W drugą niedzielę Wielkiego Postu rozważamy w Liturgii Ewangelię
o Przemienieniu Pańskim. Św. Leon Wielki poświęcił temu wydarzeniu
Mowę 51., którą bez wątpienia należy zaliczyć do najpiękniejszych
dzieł Ojców Kościoła. Wydarzenie Przemienienia Pańskiego z góry Tabor
dla duchowości chrześcijańskiej ma kapitalne znaczenie. Zważywszy
na to, że każdy człowiek wcześniej czy później uświadamia sobie to,
że zawsze kogoś słucha, za kimś idzie. Dręczy nas pytanie, czy w
dobrą stronę zwróciliśmy nasz słuch? Dlatego mam nadzieję, że tekst
św. Leona będzie pomocny w odkrywaniu tajemnicy Przemienienia Pańskiego
w naszym życiu.
"Ten jest Syn mój umiłowany, w którym sobie dobrze upodobałem,
Jego słuchajcie". Słuchajcie Go tedy bez ociągania się, Jego, w którym
Ja mam największe upodobanie, Jego, co Mnie głosi i objawia, i pokorą
swoją wsławia. Bo On jest "Prawdą i Życiem" (J 14, 6), "On Moją mocą
i mądrością" (1 Kor 1, 24).
Jego słuchajcie, co przepowiedziany był przez figury
Starego Zakonu i wieszczony przez usta proroków. "Jego słuchajcie",
co krwią swoją świat odkupuje, co wiąże złego ducha i "sprzęt" mu
odbiera, co w strzępy drze jego cyrograf i wszelkie pakta nieposłuszeństwa (
Mt 12, 29; Kol 2, 14).
Przed czym tak drżycie? Przed zbawieniem własnym? Czego
się obawiacie? Wyleczenia z ran swoich? Co Moją i Chrystusa jest
wolą, niechaj się stanie. Precz z bojaźnią! Niezłomna wiara - oto
wasza zbroja! Bo i nie godzi się wam lękać w męce Zbawiciela tego,
czego za Jego łaską nawet przy własnym zgonie obawiać się nie będziecie!

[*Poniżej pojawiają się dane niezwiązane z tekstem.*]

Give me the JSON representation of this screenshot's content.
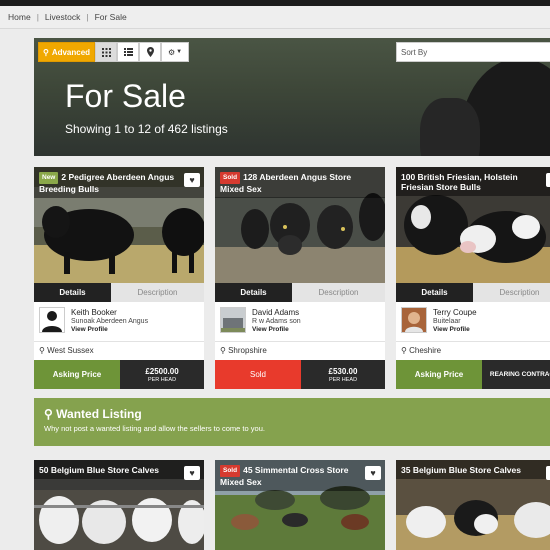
{
  "breadcrumb": [
    "Home",
    "Livestock",
    "For Sale"
  ],
  "toolbar": {
    "advanced_label": "Advanced",
    "sort_placeholder": "Sort By"
  },
  "hero": {
    "title": "For Sale",
    "subtitle": "Showing 1 to 12 of 462 listings"
  },
  "listings": [
    {
      "badge": "New",
      "title": "2 Pedigree Aberdeen Angus Breeding Bulls",
      "tab_details": "Details",
      "tab_description": "Description",
      "seller_name": "Keith Booker",
      "seller_farm": "Sunoak Aberdeen Angus",
      "view_profile": "View Profile",
      "location": "West Sussex",
      "price_label": "Asking Price",
      "price": "£2500.00",
      "price_unit": "PER HEAD"
    },
    {
      "badge": "Sold",
      "title": "128 Aberdeen Angus Store Mixed Sex",
      "tab_details": "Details",
      "tab_description": "Description",
      "seller_name": "David Adams",
      "seller_farm": "R w Adams son",
      "view_profile": "View Profile",
      "location": "Shropshire",
      "price_label": "Sold",
      "price": "£530.00",
      "price_unit": "PER HEAD"
    },
    {
      "badge": "",
      "title": "100 British Friesian, Holstein Friesian Store Bulls",
      "tab_details": "Details",
      "tab_description": "Description",
      "seller_name": "Terry Coupe",
      "seller_farm": "Buitelaar",
      "view_profile": "View Profile",
      "location": "Cheshire",
      "price_label": "Asking Price",
      "price_text": "REARING CONTRACT"
    }
  ],
  "wanted": {
    "title": "Wanted Listing",
    "subtitle": "Why not post a wanted listing and allow the sellers to come to you."
  },
  "listings_row2": [
    {
      "badge": "",
      "title": "50 Belgium Blue Store Calves"
    },
    {
      "badge": "Sold",
      "title": "45 Simmental Cross Store Mixed Sex"
    },
    {
      "badge": "",
      "title": "35 Belgium Blue Store Calves"
    }
  ],
  "colors": {
    "accent_orange": "#f0a800",
    "price_green": "#6e9438",
    "sold_red": "#e83a2c",
    "wanted_green": "#85a24e"
  }
}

Wszystko to, najmilsi, było powiedziane nie tylko dla
pożytku tych, co słyszeli to na własne uszy. W owych trzech Apostołach
cały Kościół odbierał naukę z tego, co oczy ich widziały, co uszy
ich słyszały. We wszystkich niechaj tedy umacnia się wiara podług
przepowiadania świętej Ewangelii. Niech nikt nie wstydzi się tego
Krzyża Chrystusowego, którym świat został odkupiony. Niechaj też
nikt nie lęka się cierpieć w imię sprawiedliwości. Będąc pewnym obiecanej
nagrody, nie zraża się trudnościami. Przez trud idzie się do wytchnienia
i przez śmierć do życia! To On wziął na siebie wszystką naszą ziemską
słabość. Jeśli tylko wytrwamy w Jego wyznawaniu i w Jego miłości,
zwyciężymy z Nim, co On zwyciężył, i otrzymamy, co On obiecał...
W Przemienieniu Chrystusa chodziło głównie o to, aby
z serc uczniów usunąć zgorszenie Krzyża i by uniżenie dobrowolnie
przyjętej męki nie zakłóciło wiary tych, którym została objawiona
wspaniałość ukrytej godności. Z nie mniejszą też troską podbudowywał
Pan swoim Przemienieniem nadzieję Kościoła świętego w tym celu, by
całe Ciało Chrystusowe dowiedziało się, jaką zostało obdarowane mocą
przemiany, i aby wszystkie jego członki mogły się spodziewać udziału
w tej chwale...
Czy mamy pełnić przykazania, czy stawiać czoło przeciwnościom,
niechaj nigdy nie umilknie w uszach naszych ów głos Ojca z obłoku: "
Ten jest Syn mój umiłowany, w którym sobie dobrze upodobałem - Jego
słuchajcie". Jego, co żyje i króluje z Ojcem i z Duchem Świętym na
wieki wieków. Amen.
Przytoczone fragmenty pochodzą z Mowy 51. Leona Wielkiego w tłumaczeniu bp. K. Tomczaka, POK 14, 232-236, oraz z II tomu Brewiarza, s.122.